The next time I saw Grandma, they had her all cooked up into ashes. Daddy gave me some to let go in the wind. The little pieces got stuck in the cracks of my hands and I gagged. He didn’t cry ‘cause he got his money but then spent it all on that new shit spreader and a big red truck. Don’t know why, though. He don’t go nowhere besides the barn, the fields and the sap house. That night that Grandma died, Daddy fell asleep in his chair with the RCA Victor radio hissing static. The radio stuck out from the brown end-table like an aging tombstone, so with his feet propped up on his dark brown barcalounger—the one I’m not allowed to touch—facing the indoor cemetery, I imagined Daddy as dust like Grandma. I imagined mites crawling around on the back of his barcalounger, eating away at his skin. But, then I imagined what would happen if I climbed into that chair with him and fell asleep, too. Sometimes, I sit up in the hay mow with the newly birthed kittens and pretend to join their litter. I lay there, curled up, watching their chests rise and fall. Sometimes, I close my eyes and nuzzle my face against the whiskers of the mother cat and pretend that it’s facial stubble. I don’t tell Daddy this, but when he finds me up there in the morning, he sometimes makes me kneel on lye until the tears come.
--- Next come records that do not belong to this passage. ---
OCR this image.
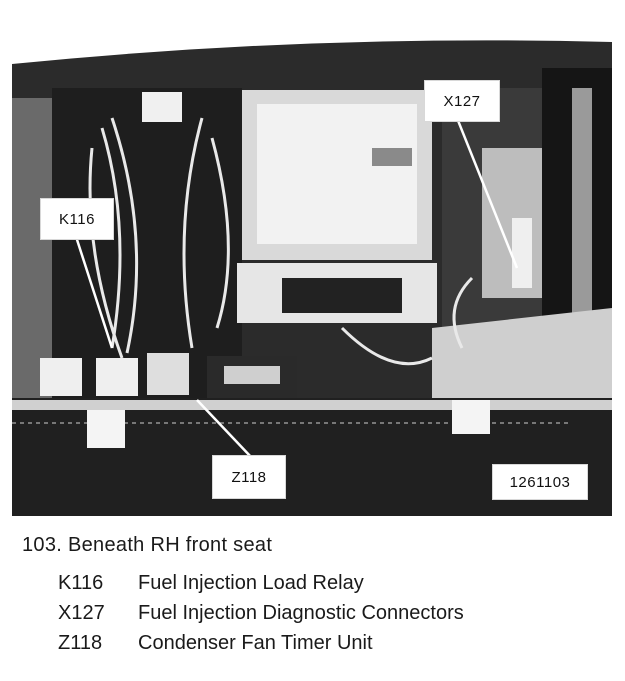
X127
K116
Z118	1261103
103. Beneath RH front seat
K116	Fuel Injection Load Relay
X127	Fuel Injection Diagnostic Connectors
Z118	Condenser Fan Timer Unit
And I’m watching Daddy dance with the harmonica cradled in his hands. And I’m listening, as the sound sifts through them cracks while the sap boils. The faster he plays, the louder the tree-blood joins in, bubbling up and exploding. And Daddy’s looking at the boiler while he plays, but I imagine he’s playing for me. I rub my eyes again and again because I’m still not convinced that he’s not going to eat it. I think, at first, my ears and eyes are deceitful. But no, the sound goes away when I plug my ears and floods back when I don’t. And I think and I think and I think about where I heard that song before and begin to consider that maybe Daddy played it for me once, that it just got lost somewhere in my jumbled up head. And I think and I think and I think and decide that maybe, at one time, he thought me beautiful, like the sap that will turn to sweet, sweet sugar if he just don’t let it boil over.